The FEAR
September 11, 2001: I hate the day. Every anniversary and “remember the day” is like yesterday. This day to me recalls FEAR in me. I remember it was my 2nd week working at the National Capital Regional Office as an architectural historian on Haines Point in Washington DC on the Potomac River. I remember staring across the river with fellow NPSers wondering, "hmm, the Pentagon is on fire..." We all thought there was just a random building fire until we heard about the plane that hit in Pennsylvania, headed for the White House. I remember being told to go home "to my family" because a plane just hit at the World Trade Center in NYC. However, my family was in California, over 3200 miles away, and were still asleep 3 hour behind.
As soon as we were dismissed, about two hours after the Pentagon attack, I remember driving by the Pentagon and pass hitchhiking fed employees on the 395. People were hopping in the back of trucks to get out of the area. I remember listening to DC 101’s “Elliot in the Morning,” a shock-jock radio station that switched to real reporting. People were calling into the station, recalling what was happening around DC and all those working in the fed jobs.
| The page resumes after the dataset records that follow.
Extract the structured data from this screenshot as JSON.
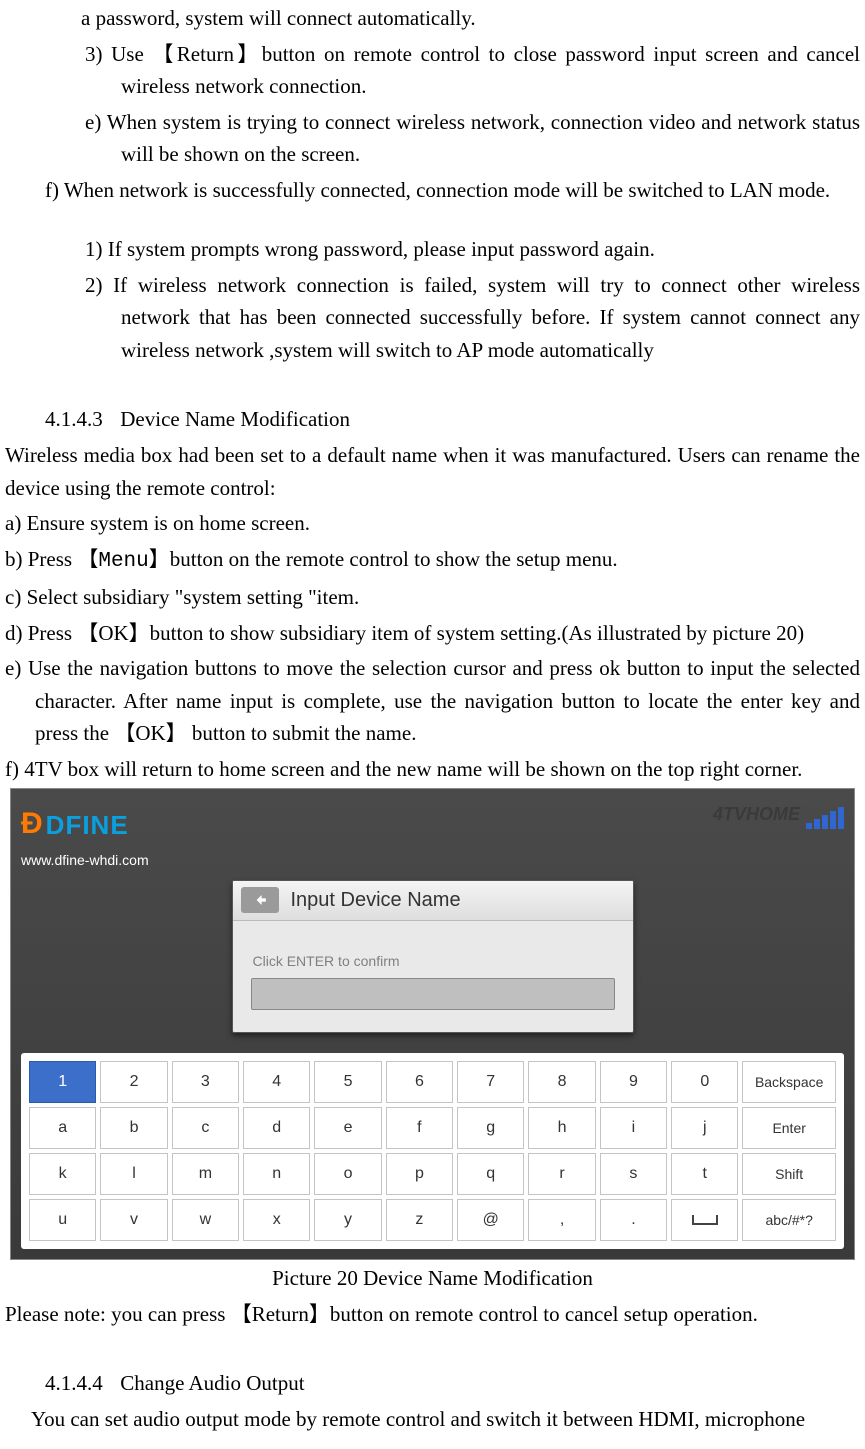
{
  "body": {
    "p_line0": "a password, system will connect automatically.",
    "p_3": "3)   Use 【Return】button on remote control to close password input screen and cancel wireless network connection.",
    "p_e": "e)   When system is trying to connect wireless network, connection video and network status will be shown on the screen.",
    "p_f": "f)   When network is successfully connected, connection mode will be switched to LAN mode.",
    "p_n1": "1)   If system prompts wrong password, please input password again.",
    "p_n2": "2)   If wireless network connection is failed, system will try to connect other wireless network that has been connected successfully before. If system cannot connect any wireless network ,system will switch to AP mode automatically",
    "sec3_num": "4.1.4.3",
    "sec3_title": "Device Name Modification",
    "sec3_intro": "Wireless media box had been set to a default name when it was manufactured. Users can rename the device using the remote control:",
    "sec3_a": "a)   Ensure system is on home screen.",
    "sec3_b_pre": "b)   Press 【",
    "sec3_b_menu": "Menu",
    "sec3_b_post": "】button on the remote control to show the setup menu.",
    "sec3_c": "c)   Select subsidiary \"system setting \"item.",
    "sec3_d": "d)   Press 【OK】button to show subsidiary item of system setting.(As illustrated by picture 20)",
    "sec3_e": "e)   Use the navigation buttons to move the selection cursor and press ok button to input the selected character. After name input is complete, use the navigation button to locate the enter key and press the 【OK】 button to submit the name.",
    "sec3_f": "f)   4TV box will return to home screen and the new name will be shown on the top right corner.",
    "caption20": "Picture 20 Device Name Modification",
    "note": "Please note: you can press 【Return】button on remote control to cancel setup operation.",
    "sec4_num": "4.1.4.4",
    "sec4_title": "Change Audio Output",
    "sec4_intro": "You can set audio output mode by remote control and switch it between HDMI, microphone"
  },
  "figure": {
    "logo_text": "DFINE",
    "logo_url": "www.dfine-whdi.com",
    "status_label": "4TVHOME",
    "popup_title": "Input Device Name",
    "popup_hint": "Click ENTER to confirm",
    "input_value": "",
    "keyboard": {
      "rows": [
        [
          "1",
          "2",
          "3",
          "4",
          "5",
          "6",
          "7",
          "8",
          "9",
          "0",
          "Backspace"
        ],
        [
          "a",
          "b",
          "c",
          "d",
          "e",
          "f",
          "g",
          "h",
          "i",
          "j",
          "Enter"
        ],
        [
          "k",
          "l",
          "m",
          "n",
          "o",
          "p",
          "q",
          "r",
          "s",
          "t",
          "Shift"
        ],
        [
          "u",
          "v",
          "w",
          "x",
          "y",
          "z",
          "@",
          ",",
          ".",
          "␣",
          "abc/#*?"
        ]
      ],
      "selected": "1"
    }
  }
}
I remember going home to an empty apt with a blowup mattress on the floor and no TV. I ended up going to the gym, watching the news non-stop in their lounge. But I kept wondering "who'd we piss off?" and yet that question was never answered by the news. My mom eventually called me but it was tough to share this experience with her, plus she only wanted to hear I was safe. We both ended the call helpless to help each other…should couldn’t hold me and I couldn’t tell her how fearful I was. In the aftermath, I remember the signs in the window, the American flags on car bumpers, and the sharpshooters on the roofs of every federal building on the National Mall to Pennsylvania Avenue.
That FEAR carried with me for years while I lived in DC under the Bush Administration. It resonated every anniversary and that day will sadly never diminish like a bad-form of PTSD. Every September 11th it is hard to reflect on those that perished because of these personal memories that trigger FEAR.
In 2007, I could not take the DC area anymore and moved back home to California to one of the second ruralist counties in the state far from politics, threats, and terrorism.